By Sean Hyman, Currency Analyst
www.worldcurrencywatch.com
Traders ask me this question all the time. And I can’t blame them. After all, if you can’t identify large moves in the Forex market, you can’t possibly know if you’re earning the kind of profits you want.
So let’s clear this up right now, shall we?
First to understand the answer, you need to know that the Forex market does NOT move in points or ticks like other markets. Instead, the Forex market moves in pips – the smallest movements that currency pairs can make.

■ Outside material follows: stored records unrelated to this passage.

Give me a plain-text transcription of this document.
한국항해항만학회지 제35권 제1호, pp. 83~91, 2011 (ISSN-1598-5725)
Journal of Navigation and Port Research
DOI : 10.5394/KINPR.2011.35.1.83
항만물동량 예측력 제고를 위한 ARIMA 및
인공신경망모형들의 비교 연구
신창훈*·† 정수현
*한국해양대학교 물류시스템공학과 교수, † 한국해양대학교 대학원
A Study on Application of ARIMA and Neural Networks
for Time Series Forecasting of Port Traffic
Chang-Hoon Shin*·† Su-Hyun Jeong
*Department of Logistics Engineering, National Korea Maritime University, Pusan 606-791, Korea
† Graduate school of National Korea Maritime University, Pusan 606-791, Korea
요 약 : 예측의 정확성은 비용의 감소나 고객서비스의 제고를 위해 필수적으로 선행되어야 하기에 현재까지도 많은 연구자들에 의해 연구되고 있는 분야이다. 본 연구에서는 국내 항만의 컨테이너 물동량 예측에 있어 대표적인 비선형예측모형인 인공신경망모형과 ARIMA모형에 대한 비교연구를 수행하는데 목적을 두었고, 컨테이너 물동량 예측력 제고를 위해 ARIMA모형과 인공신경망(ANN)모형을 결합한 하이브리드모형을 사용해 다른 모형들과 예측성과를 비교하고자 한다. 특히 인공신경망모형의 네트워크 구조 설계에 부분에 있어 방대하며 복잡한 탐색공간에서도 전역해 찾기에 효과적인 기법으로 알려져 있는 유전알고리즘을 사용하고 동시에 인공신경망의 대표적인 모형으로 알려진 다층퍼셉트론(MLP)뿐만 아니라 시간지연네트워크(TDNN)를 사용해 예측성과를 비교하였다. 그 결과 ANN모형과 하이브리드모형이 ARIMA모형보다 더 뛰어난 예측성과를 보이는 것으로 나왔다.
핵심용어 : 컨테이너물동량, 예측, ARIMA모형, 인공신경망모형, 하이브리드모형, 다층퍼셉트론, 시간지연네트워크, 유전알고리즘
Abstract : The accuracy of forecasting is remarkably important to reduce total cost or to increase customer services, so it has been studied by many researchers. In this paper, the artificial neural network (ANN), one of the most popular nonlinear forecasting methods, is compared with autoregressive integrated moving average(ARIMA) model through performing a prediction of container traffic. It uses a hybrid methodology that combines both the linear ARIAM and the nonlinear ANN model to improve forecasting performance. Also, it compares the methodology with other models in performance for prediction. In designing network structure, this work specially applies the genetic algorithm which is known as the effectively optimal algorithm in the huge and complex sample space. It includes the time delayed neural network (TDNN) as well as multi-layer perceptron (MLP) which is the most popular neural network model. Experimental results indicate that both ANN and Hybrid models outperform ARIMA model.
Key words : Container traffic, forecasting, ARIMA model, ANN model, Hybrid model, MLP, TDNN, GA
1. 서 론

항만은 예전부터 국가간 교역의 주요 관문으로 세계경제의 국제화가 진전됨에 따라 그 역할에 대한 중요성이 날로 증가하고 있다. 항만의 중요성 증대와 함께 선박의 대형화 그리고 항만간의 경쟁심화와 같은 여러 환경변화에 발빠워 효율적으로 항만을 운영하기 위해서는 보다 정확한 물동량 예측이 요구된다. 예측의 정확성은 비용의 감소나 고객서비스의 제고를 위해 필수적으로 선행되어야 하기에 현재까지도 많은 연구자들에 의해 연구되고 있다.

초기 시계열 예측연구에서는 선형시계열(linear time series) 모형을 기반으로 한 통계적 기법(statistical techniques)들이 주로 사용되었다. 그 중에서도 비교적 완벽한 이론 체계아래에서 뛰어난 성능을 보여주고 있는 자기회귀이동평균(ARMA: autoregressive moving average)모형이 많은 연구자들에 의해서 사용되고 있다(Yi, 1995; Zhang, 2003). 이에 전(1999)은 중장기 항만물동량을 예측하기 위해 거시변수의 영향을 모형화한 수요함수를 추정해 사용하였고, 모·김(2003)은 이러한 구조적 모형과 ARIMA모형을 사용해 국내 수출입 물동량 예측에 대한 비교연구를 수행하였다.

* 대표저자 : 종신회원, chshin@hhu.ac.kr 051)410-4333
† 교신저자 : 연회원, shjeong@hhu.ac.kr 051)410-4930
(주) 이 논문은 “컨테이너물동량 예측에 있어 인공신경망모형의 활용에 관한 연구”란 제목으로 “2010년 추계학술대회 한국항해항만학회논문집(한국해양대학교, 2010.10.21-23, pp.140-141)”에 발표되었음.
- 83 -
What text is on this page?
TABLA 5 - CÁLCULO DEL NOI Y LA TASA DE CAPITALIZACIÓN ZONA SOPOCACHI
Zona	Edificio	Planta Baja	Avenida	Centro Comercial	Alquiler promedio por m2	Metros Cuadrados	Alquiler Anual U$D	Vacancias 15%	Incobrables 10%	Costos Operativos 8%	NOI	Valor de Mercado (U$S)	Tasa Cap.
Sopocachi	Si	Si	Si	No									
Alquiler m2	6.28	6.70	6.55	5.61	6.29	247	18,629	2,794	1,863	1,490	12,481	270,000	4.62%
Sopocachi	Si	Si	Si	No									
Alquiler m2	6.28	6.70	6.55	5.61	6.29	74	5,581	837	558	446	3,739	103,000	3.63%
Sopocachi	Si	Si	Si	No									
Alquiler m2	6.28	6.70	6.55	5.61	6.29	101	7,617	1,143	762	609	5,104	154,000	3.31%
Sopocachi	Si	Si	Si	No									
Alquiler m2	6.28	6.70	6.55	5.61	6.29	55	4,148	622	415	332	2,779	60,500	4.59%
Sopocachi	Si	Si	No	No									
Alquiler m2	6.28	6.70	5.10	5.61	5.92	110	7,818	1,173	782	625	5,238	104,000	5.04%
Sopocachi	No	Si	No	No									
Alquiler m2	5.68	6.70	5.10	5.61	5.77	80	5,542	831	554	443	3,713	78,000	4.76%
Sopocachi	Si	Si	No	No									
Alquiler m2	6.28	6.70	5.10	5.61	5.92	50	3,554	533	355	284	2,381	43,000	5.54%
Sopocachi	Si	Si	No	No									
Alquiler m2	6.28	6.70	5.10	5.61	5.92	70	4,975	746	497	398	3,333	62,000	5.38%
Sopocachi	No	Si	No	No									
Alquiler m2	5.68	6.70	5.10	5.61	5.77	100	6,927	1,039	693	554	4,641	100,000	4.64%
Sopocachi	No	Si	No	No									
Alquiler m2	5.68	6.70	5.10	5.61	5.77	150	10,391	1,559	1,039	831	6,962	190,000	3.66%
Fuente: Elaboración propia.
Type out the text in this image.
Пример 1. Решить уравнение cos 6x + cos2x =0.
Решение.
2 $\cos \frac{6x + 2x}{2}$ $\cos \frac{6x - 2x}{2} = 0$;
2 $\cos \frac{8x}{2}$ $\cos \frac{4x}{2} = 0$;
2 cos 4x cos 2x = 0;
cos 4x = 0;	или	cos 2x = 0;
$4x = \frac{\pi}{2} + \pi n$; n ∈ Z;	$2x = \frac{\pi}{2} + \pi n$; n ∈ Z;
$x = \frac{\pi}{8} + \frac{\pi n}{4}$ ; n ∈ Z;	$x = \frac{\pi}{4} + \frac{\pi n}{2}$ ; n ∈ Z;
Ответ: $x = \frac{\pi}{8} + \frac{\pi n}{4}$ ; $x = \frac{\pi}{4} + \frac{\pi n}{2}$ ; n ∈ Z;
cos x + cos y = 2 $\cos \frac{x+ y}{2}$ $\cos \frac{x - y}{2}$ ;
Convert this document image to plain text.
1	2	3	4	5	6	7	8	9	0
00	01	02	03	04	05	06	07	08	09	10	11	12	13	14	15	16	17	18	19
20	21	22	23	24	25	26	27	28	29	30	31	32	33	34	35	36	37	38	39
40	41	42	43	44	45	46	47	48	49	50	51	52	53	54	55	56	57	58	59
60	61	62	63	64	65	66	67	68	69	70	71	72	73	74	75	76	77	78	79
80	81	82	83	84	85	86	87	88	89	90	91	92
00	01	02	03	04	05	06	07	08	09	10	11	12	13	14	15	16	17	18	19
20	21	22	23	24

When you look at a trading screen, most Forex pairs are priced four places beyond the decimal point (the Japanese yen is the only exception). So if a currency pair moves 0.0001, then it moves one pip.
Now to find out what constitutes a big pip move, you need to look at how many pips a particular currency pair trades in a day. For instance, the Aussie dollar trades about 174 pips a day versus the U.S. dollar (AUD/USD). But more volatile pairs like the British pound/Japanese yen pair (GBP/JPY) trades around 352 pips a day on average.
Major difference. You can clearly see it below...
Some analysts will tell you that a 200 pip move is a big move for any pair. I beg to differ. If you’re trading a volatile pair like the GBP/JPY, then a 200-pip move is pretty average – in fact, it’s less than it typically trades in a day.
However, if a relatively non-volatile pair like AUD/USD shoots up 200 pips in a day, then you’ve got a huge mover on your hands.
Cross-Rates Zip Around in Price Much Faster
Actually, the GBP/JPY pair isn’t even the most volatile pair in the bunch. Other cross-rates (non-dollar currency pairs) have humongous swings in price on a daily basis.
Some of the biggest movers and shakers include the EUR/NZD (euro/New Zealand dollar) and the GBP/AUD (pound/Aussie dollar). Both of these pairs have daily swings of 525-565 pips PER DAY on average. There are some pairs that may not make it that distance from low to high for the ENTIRE WEEK.
Those extremely volatile pairs can move 100 pips as easily as some pairs can move 20 pips. In the end, it’s all relative. The point is you need to know what’s an ordinary move for any pair you’re trading. Then you can gauge how your pair is performing on a daily basis.
For instance, if a pair normally moves 200 pips but today it moved 400 pips (and that does happen…) then you might want to close your trade altogether and take your profits.
Or you might decide to close out part of your trade, take partial profits, and move your stop-loss up so you’re prepared just in case the currency pair swings violently in the other direction.
Therefore, know the typical trading ranges for any currency pair you’re buying or selling.
Note: It’s good to check the volatility on each pair at least once a month because volatility levels can change drastically. As the volatility changes, your stops, number of lots and your EXPECTATIONS will all need to change accordingly.